March 10, 2018
Dear Friends and Neighbors,
This year’s legislative session ended late Thursday night, and I was glad to head home to the 17th District yesterday afternoon. On the way I finally had time to reflect on our 60 days at the Capitol, and the story line is pretty simple: I was encouraged by the good bipartisan decisions seen early on, but things were going in a very partisan direction by the end. That was a big contrast from my previous three years of legislative service, and a big disappointment as well.
In two weeks, on Saturday, March 24, I plan to join with Representative Harris and Representative Kraft to hold a 17th District town-hall meeting. It will start at 10:30 a.m., and we are still working on the location – I will send a reminder with the address when we get closer.
In the meantime, here are some things I am taking away from the 2018 session, starting with the good.
- A “fix” for the Hirst court decision: The 2016 ruling by the state Supreme Court in the Hirst case basically made it impossible for rural property owners to put in a well, in places not served by community water systems, and that in turn froze rural development. A solution was worked out early in this year’s session and reached the governor’s desk on January 19. Unfortunately, it was likely the high point for bipartisanship in the 2018 session.
- Income tax, energy tax proposals fail: This year the House Democrats’ initial budget proposal called for imposing Washington’s first state income tax, in the form of a tax on income from capital gains. It’s the first time I can recall that the income tax was actually factored into the budget proposal, but that is as far as it got – they dropped the idea before the first budget vote. My Democrat colleagues in the Senate endorsed Governor Inslee’s energy-tax proposal (Senate Bill 6203), even though it would have meant as an immediate 12-cent tax on a gallon of gas without any road improvements in exchange. However, the measure ran out of gas without coming to a full Senate vote. I appreciate all the feedback from constituents on these two tax issues and the help many of you gave by contacting other lawmakers to express your opposition.
- Win for domestic-violence victims: My legislation to help domestic-violence victims was delivered to the governor on Tuesday after sailing through the Legislature. Senate Bill 5213 allows a court to award certain fees to limited license legal technicians, whose services are limited in Washington to family-law matters, with an emphasis on assisting with domestic-violence protection orders. The services offered by LLLTs can be less costly – good news to a domestic-violence victim who simply needs help with a protection order.
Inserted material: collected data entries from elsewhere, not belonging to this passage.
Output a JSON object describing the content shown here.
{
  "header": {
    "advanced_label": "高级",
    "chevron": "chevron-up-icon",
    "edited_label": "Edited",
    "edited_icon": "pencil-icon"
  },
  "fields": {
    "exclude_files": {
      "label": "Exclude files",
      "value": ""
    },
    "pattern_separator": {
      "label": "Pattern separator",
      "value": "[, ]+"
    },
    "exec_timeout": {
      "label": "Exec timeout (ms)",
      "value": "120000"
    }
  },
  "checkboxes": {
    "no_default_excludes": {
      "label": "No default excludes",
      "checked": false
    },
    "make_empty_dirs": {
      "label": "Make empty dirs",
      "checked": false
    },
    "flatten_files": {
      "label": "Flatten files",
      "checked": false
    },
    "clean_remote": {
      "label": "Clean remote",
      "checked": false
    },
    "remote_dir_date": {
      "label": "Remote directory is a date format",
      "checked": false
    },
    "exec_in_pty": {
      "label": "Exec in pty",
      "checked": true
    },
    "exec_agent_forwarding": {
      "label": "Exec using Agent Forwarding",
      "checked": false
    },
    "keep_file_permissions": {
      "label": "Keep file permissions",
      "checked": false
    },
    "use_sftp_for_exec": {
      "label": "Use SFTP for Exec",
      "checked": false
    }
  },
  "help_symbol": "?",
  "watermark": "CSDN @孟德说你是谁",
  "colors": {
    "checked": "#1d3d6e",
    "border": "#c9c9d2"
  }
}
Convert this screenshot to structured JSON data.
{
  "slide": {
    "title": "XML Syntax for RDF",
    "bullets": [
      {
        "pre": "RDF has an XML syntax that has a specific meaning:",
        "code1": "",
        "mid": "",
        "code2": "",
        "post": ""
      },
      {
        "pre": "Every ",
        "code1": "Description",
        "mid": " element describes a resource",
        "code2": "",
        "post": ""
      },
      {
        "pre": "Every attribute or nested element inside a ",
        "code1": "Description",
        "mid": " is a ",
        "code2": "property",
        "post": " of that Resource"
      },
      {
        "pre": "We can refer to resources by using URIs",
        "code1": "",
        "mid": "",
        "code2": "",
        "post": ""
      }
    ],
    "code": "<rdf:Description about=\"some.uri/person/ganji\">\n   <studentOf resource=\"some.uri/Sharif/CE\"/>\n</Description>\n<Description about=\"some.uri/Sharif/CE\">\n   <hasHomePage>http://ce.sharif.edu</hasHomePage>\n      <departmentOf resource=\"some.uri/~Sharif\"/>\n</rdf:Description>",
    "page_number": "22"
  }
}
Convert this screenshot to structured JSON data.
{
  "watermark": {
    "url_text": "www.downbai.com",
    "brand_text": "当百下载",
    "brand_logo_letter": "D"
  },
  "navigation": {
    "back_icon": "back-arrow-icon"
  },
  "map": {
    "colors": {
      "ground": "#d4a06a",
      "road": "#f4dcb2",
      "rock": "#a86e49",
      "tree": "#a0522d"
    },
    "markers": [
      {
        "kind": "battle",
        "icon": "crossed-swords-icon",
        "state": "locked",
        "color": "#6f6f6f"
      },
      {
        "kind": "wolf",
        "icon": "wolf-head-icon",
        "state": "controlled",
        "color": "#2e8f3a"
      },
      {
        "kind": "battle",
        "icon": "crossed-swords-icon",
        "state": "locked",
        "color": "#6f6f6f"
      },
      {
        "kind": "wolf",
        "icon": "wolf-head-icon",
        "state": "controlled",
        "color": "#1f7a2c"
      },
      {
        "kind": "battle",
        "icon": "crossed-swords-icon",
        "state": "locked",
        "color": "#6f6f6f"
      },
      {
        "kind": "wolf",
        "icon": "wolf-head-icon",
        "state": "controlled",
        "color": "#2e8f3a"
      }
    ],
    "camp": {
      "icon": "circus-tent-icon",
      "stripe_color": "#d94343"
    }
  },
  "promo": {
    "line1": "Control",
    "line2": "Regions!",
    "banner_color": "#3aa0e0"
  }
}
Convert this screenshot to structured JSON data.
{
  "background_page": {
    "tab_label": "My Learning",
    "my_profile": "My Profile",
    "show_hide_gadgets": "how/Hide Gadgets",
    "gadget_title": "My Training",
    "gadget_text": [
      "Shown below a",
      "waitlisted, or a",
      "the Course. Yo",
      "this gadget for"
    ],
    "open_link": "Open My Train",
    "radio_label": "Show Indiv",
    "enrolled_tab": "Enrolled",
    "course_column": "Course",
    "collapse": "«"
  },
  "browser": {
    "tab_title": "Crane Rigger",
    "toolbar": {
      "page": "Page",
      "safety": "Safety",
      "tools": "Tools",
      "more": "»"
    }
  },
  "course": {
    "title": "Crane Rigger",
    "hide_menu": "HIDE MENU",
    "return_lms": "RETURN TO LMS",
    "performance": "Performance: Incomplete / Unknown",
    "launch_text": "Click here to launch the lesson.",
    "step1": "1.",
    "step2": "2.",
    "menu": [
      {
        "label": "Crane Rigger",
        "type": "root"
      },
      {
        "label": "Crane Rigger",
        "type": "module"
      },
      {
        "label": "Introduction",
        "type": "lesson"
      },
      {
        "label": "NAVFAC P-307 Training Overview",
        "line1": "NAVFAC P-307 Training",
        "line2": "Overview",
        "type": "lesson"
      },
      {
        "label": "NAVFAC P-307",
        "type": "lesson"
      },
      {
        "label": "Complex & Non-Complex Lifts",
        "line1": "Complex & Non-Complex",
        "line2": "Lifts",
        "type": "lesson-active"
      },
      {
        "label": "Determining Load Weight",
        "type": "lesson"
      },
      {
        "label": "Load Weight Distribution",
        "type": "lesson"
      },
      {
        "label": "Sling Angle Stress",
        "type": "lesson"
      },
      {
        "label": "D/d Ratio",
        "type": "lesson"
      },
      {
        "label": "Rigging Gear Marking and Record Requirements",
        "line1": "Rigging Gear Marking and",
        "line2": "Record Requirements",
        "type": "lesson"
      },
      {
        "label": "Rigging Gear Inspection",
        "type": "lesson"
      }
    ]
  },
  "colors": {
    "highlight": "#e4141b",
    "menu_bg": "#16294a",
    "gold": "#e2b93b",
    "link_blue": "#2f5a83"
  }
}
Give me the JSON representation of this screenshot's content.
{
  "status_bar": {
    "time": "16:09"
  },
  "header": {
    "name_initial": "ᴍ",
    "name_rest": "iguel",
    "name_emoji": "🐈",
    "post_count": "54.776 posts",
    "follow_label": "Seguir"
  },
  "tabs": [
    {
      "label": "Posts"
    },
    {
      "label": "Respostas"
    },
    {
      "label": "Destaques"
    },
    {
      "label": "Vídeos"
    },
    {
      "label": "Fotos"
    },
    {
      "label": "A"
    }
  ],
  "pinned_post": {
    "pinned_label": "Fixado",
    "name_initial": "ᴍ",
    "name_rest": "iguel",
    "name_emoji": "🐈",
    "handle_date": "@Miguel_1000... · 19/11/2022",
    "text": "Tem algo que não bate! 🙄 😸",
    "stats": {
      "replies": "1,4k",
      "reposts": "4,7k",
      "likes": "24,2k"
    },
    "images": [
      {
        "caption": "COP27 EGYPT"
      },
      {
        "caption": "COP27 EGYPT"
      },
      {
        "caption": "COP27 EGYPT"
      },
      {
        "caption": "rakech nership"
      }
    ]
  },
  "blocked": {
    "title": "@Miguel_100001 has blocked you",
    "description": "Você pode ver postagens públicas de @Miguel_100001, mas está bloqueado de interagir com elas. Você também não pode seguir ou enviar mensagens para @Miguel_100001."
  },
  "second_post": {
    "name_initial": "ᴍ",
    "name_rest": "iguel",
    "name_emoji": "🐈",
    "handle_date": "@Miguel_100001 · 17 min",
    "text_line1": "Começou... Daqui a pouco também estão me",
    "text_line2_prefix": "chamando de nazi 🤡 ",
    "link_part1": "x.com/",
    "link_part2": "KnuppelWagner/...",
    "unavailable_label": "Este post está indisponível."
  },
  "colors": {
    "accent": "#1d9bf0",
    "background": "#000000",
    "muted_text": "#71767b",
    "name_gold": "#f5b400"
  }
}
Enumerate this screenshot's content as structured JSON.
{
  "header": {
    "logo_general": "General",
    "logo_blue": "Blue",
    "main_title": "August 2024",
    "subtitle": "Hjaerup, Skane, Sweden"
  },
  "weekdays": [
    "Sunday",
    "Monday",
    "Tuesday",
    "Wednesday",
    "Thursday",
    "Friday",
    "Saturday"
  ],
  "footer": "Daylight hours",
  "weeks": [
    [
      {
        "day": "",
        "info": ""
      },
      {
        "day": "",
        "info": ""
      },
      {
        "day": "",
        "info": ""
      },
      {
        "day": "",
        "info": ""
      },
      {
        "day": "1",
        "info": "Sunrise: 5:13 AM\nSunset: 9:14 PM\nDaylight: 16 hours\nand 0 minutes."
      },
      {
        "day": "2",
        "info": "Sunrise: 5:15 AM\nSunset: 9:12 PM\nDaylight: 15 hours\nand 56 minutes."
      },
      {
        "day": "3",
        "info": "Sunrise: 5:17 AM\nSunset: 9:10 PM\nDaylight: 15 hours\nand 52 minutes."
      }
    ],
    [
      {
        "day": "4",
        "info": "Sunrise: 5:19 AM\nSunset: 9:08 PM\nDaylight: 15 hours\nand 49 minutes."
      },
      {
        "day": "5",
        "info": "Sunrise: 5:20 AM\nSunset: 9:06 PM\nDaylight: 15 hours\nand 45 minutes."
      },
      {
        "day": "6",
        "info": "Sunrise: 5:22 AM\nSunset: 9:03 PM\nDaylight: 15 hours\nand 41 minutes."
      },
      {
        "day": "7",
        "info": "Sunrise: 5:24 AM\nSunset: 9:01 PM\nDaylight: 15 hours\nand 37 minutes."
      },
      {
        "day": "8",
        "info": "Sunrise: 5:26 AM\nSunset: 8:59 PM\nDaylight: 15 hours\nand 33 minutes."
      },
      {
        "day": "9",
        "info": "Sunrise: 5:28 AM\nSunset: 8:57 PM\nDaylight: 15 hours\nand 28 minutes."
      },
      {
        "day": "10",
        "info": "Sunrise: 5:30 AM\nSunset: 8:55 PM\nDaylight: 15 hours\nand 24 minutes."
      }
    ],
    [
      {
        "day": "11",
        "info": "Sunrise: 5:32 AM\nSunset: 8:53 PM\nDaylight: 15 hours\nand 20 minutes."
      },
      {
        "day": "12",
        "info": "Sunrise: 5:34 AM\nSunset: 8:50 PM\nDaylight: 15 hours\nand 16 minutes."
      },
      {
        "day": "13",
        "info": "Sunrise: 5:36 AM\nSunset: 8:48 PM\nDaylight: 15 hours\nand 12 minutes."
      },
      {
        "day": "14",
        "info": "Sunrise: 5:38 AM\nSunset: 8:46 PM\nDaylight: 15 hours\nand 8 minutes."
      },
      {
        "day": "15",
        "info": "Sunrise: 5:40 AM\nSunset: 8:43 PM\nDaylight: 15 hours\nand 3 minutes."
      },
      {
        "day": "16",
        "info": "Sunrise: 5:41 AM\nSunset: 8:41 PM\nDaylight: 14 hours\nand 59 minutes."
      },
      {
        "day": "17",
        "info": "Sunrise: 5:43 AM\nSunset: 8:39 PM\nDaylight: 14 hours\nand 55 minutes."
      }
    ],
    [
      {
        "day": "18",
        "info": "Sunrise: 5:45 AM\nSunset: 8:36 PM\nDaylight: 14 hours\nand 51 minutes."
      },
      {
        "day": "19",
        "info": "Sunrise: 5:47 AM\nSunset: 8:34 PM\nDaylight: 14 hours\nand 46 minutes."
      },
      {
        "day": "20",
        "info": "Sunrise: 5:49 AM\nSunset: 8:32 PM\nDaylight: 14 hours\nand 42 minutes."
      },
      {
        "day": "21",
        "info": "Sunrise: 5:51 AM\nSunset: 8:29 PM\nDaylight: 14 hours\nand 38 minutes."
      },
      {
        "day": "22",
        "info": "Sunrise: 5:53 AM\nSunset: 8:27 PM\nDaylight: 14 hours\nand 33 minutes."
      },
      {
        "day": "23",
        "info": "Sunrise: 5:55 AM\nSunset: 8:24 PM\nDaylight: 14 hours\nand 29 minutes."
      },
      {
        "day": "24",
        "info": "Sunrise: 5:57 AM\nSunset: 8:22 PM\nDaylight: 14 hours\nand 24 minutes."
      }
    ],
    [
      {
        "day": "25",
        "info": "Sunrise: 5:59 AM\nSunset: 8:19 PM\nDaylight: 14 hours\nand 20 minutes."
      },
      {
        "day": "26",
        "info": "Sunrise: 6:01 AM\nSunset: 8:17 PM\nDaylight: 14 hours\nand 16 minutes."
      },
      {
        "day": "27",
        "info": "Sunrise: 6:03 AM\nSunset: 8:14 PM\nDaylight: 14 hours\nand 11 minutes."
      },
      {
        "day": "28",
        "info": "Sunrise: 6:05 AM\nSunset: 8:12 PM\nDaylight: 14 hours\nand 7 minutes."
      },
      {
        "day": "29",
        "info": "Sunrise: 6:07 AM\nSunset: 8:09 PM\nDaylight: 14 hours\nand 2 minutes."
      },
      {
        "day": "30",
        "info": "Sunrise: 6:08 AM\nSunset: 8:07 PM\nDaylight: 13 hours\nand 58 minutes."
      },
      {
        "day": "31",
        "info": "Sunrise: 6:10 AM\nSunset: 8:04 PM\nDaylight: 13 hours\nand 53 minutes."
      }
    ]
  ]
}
Also, by helping LLLTs to be paid more reliably, my bill can help to keep this affordable legal support option available to serve more domestic-violence victims.
Here are just a couple ways that the recent shift to one-party control of the lawmaking process was evident as the session wound down:
- Majority refuses to offer full property-tax relief, despite diverting money from rainy-day fund: Property owners across the state are seeing a one-year property-tax “spike” due to an overlap in state and local school levies. The House majority engineered this as part of last year’s bipartisan education-funding reforms. Fortunately, we learned in mid-February that state-government revenues are running $2.3 billion ahead of expectations. It positioned the Legislature to effectively roll back the property-tax spike in full, this year, through a one-time use of one-time money. Instead, the Senate majority chose to offer only partial relief – not dollar for dollar, like our side would have, but 30 cents on the dollar. The relief won’t come until 2019, when property taxes will be falling anyway due to the reforms passed last year. But the biggest disappointment was how my Democrat colleagues chose to pay for it all – by ignoring the state constitution. By voting to divert $935 million of this unexpected tax revenue away from the general fund, they effectively hijacked a $700 million deposit into the rainy-day fund that is protected in the constitution. It’s the equivalent of robbing the armored truck before it gets to the bank, because the constitution would have kept them from tapping the emergency bank account.
- Another year without tax fairness for manufacturers: The 2017-19 budget we adopted last year supported a bill that would have started the process of reducing the business-and-occupation tax imposed on manufacturers outside of aerospace. Over four years the tax rate would have fallen gradually until it equaled the rate paid by aerospace manufacturers since 2013. The bill, which received strong bipartisan support in both houses of the Legislature, fell victim to the governor’s veto pen soon after we passed it, after he was pressured by a group of Democrat legislators. The Republican alternative budget I supported this year would have put us back on the path to reducing the B&O tax to make it uniform and fair for manufacturers across the state. The revenue windfall would have allowed the Democrat majority in the Senate to do the same, but they showed no interest. Washington’s manufacturing sector has lost nearly 50,000 jobs since the turn of the century – jobs that can be among the best-paying jobs in a community, in addition to being more accessible to people with a wide range of education and training experience. A lower tax rate would not only be fair but could invigorate the manufacturing sector – and that could be especially important in more rural areas. It’s hard to believe that my colleagues in the Democrat majority have changed their tune since last year and now refuse to get behind such a key part of our economy.
All in all, it made for a disappointing session to see case after case of politics being put ahead of policy.